Transactional outbox — the fix for dual-write. You can't atomically write to Postgres and publish to a broker; if the publish fails after the commit, you've lost the event. Instead:

  1. In the same DB transaction as your business write, insert the event into an outbox table.
  2. A separate relay polls the outbox and publishes to the broker, marking rows sent.
  3. Now the event is guaranteed to exist if and only if the business change committed.

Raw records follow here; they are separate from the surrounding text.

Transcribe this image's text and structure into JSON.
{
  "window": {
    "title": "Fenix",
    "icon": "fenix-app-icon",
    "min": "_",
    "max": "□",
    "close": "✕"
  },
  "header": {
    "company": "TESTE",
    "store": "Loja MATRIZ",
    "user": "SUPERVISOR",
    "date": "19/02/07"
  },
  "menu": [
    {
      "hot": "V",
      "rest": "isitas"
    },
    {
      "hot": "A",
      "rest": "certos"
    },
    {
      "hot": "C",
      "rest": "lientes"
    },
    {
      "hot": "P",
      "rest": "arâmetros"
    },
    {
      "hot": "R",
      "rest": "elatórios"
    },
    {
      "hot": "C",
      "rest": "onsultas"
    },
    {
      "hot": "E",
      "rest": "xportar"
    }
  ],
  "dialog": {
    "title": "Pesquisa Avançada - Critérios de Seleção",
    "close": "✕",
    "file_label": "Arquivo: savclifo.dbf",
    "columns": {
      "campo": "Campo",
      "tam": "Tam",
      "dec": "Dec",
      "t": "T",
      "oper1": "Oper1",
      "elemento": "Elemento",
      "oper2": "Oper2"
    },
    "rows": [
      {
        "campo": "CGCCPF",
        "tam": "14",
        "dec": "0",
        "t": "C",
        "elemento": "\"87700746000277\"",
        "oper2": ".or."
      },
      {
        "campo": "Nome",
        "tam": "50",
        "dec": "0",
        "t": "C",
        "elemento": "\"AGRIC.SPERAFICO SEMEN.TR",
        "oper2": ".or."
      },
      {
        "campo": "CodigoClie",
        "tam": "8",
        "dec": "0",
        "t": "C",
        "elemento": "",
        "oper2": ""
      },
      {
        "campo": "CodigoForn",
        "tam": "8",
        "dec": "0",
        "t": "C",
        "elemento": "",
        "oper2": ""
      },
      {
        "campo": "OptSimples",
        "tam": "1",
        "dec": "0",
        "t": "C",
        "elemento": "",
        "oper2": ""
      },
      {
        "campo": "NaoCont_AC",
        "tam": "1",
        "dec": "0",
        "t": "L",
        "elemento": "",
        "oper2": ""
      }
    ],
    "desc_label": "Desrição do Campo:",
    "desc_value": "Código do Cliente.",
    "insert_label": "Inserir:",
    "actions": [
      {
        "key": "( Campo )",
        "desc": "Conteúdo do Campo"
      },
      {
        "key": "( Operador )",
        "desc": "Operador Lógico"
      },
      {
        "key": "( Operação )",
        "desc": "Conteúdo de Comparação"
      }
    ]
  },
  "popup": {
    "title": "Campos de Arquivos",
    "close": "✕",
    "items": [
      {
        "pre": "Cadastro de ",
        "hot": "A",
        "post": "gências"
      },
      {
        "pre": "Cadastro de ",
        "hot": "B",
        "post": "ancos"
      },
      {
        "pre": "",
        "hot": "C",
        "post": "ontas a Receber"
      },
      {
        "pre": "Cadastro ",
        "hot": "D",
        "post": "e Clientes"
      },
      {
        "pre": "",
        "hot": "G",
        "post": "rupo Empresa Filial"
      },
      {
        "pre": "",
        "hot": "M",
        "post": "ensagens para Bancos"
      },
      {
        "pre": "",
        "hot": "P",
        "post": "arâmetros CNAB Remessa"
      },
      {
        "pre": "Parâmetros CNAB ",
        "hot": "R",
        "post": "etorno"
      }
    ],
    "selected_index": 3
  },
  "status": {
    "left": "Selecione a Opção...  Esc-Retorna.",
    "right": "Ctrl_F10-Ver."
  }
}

Idempotent consumers — brokers deliver at-least-once, so duplicates happen. Every consumer must tolerate seeing the same event twice:

  • Carry a unique event ID; record processed IDs and skip duplicates, or
  • Make the handler naturally idempotent (upserts, "set status = X" rather than "increment").

Other essentials

  • Ordering: only guaranteed within a partition/key. Partition by entity ID (e.g. client_id) when per-entity order matters.
  • Schema evolution: version your event payloads; add fields, don't repurpose them. A schema registry helps once you have many producers/consumers.
  • Dead-letter queue: events that fail repeatedly go to a DLQ for inspection instead of blocking the stream.
  • Choreography vs orchestration: choreography (services react to events) is loosely coupled but hard to trace; orchestration (a coordinator like Temporal drives the steps) is easier to reason about. Mix deliberately.